T
out bien considéré le bonheur tient parfois à peu de choses : un studio de tournage, une équipe compétente et motivée, un peu de matériel professionnel et un
planning tenu, la voilà la recette !
Le tournage du clip « Guerre et Paix » s’est très bien déroulé. Résumé de la journée du 26 janvier dernier.
Je suis arrivé aux studios Bercy vers 9h du matin.
Vincent Viellard
Baron était déjà dans les parages, ainsi que Stéphanie Waflard, la maquilleuse de Digital Diesel. Chad, le régisseur adjoint, est arrivé peu après avec une camionette remplie de matériel.
Dolly, éclairages, pieds, camera,… c'était Noël avec un mois de retard.
Du coup, le déchargement a pris un bon quart d’heure.
Nous avons ensuite installé les lumières avec Vincent, aidés par Romain, mon assistant réalisateur (c'est la première fois de ma vie que j'avais un assistant réal sur
un tournage.
Bonheur.
Félicité).
L’objectif était d’éclairer le fond vert de manière uniforme, et de placer des lumières au plafond, de manière à éclairer « en douche » les chanteurs.
Le groupe Anti-Palu est arrivé à 9h30, accompagné de Donnie, le manager du groupe.
Très sympas, tous originaires de Côte d’Ivoire, ils sortent un album au mois d’avril prochain.

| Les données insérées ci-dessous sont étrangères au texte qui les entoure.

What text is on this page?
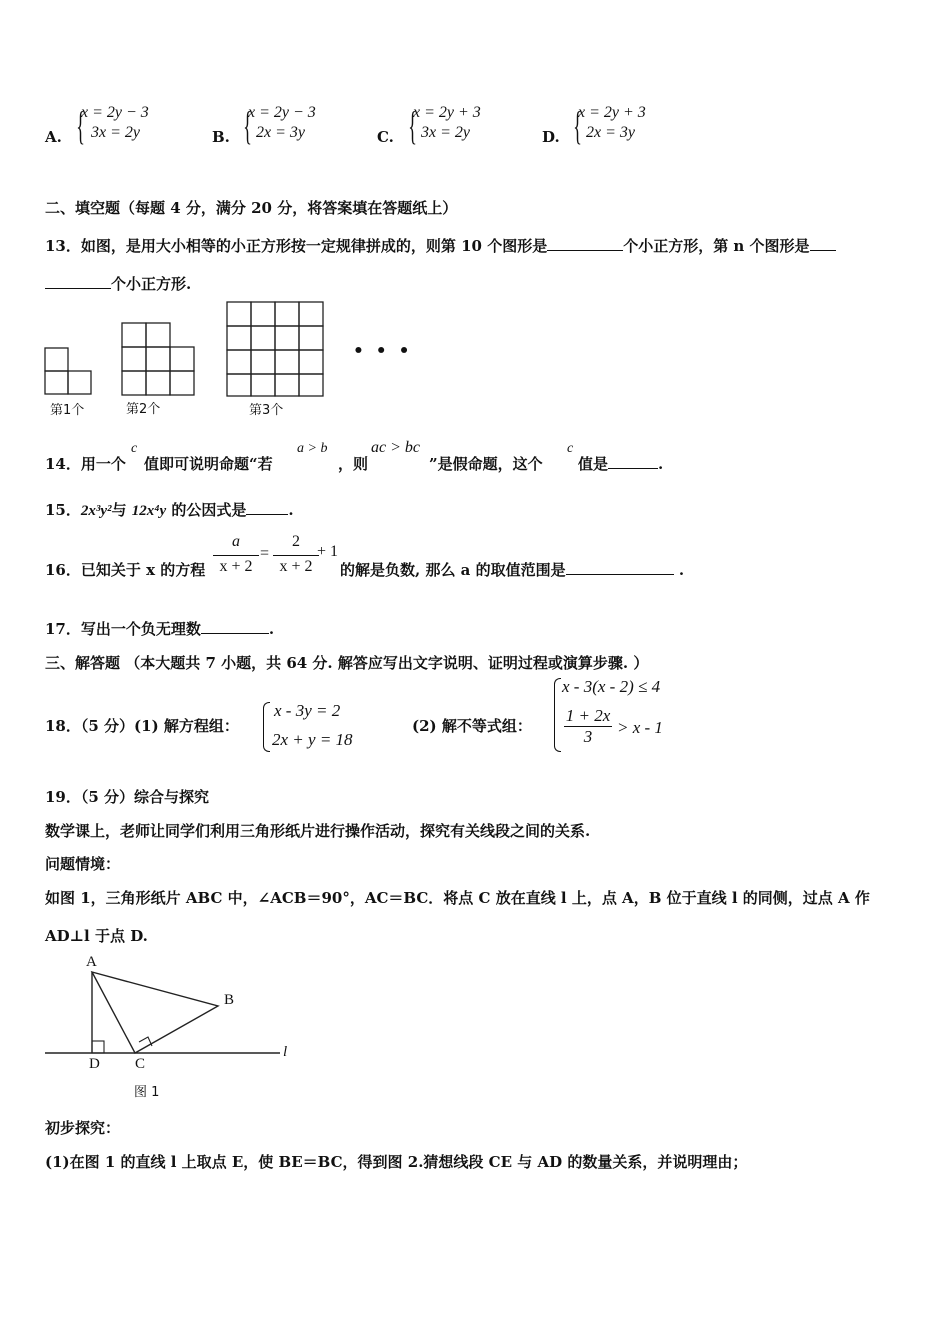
A. {
x = 2y − 3
3x = 2y	B. {
x = 2y − 3
2x = 3y	C. {
x = 2y + 3
3x = 2y	D. {
x = 2y + 3
2x = 3y
二、填空题（每题 4 分，满分 20 分，将答案填在答题纸上）
13．如图，是用大小相等的小正方形按一定规律拼成的，则第 10 个图形是	个小正方形，第 n 个图形是
个小正方形.
• • •
第1个	第2个	第3个
14．用一个
c
值即可说明命题“若
a > b
，则
ac > bc
”是假命题，这个
c
值是	.
15．2x³y²与 12x⁴y 的公因式是	.
16．已知关于 x 的方程 $\frac{a}{x + 2} = \frac{2}{x + 2}$
+ 1
的解是负数, 那么 a 的取值范围是	.
17．写出一个负无理数	.
三、解答题 （本大题共 7 小题，共 64 分. 解答应写出文字说明、证明过程或演算步骤. ）
18．（5 分）(1) 解方程组：
x - 3y = 2
2x + y = 18
(2) 解不等式组：
x - 3(x - 2) ≤ 4
$\frac{1 + 2x}{3} > x - 1$
19．（5 分）综合与探究
数学课上，老师让同学们利用三角形纸片进行操作活动，探究有关线段之间的关系.
问题情境：
如图 1，三角形纸片 ABC 中，∠ACB＝90°，AC＝BC．将点 C 放在直线 l 上，点 A，B 位于直线 l 的同侧，过点 A 作
AD⊥l 于点 D.
A
B
D C
l
图 1
初步探究：
(1)在图 1 的直线 l 上取点 E，使 BE＝BC，得到图 2.猜想线段 CE 与 AD 的数量关系，并说明理由；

Ils ont déjà gagné les KORA (victoires de la musique africaines), à l’instar des Magic System, bien
connus sous nos contrées.
Pendant que les Anti-Palu s’installent et prennent un café, nous continuons de déballer le matériel et constatons avec effroi que le loueur de la camera nous a refilé
des batteries Sony avec une camera Panasonic (HVX200).
Glups !
Nous l’insultons copieusement avant de l’appeler (c’est généralement préférable dans cet ordre là).
Il s'excuse platement et nous envoie un coursier, avant l’arrivée duquel nous terminons d’installer les lumières.
Vers 11h15, le tournage commence enfin.
Etant donné qu’il y a une quarantaine de plans à tourner et que nous devons avoir débarrassé le plancher pour 18h pétantes, nous ne sommes pas en avance…
Nous commençons avec l’un des chanteurs du groupe, Mathieu, qui fait des vocalises assez époustouflantes. Il nous fera d’ailleurs la démonstration a cappella de
sa belle voix un peu plus tard.
Impressionnant.
Nous enchainons avec Patrice, qui « slamme » au début du morceau.
Il est doté d' une voix grave, lourde qui appuie chaque phrase qu'il prononce.
Nous enchaînons.
On varie les valeurs de plans, et on réalise quelques travellings lents à la dolly.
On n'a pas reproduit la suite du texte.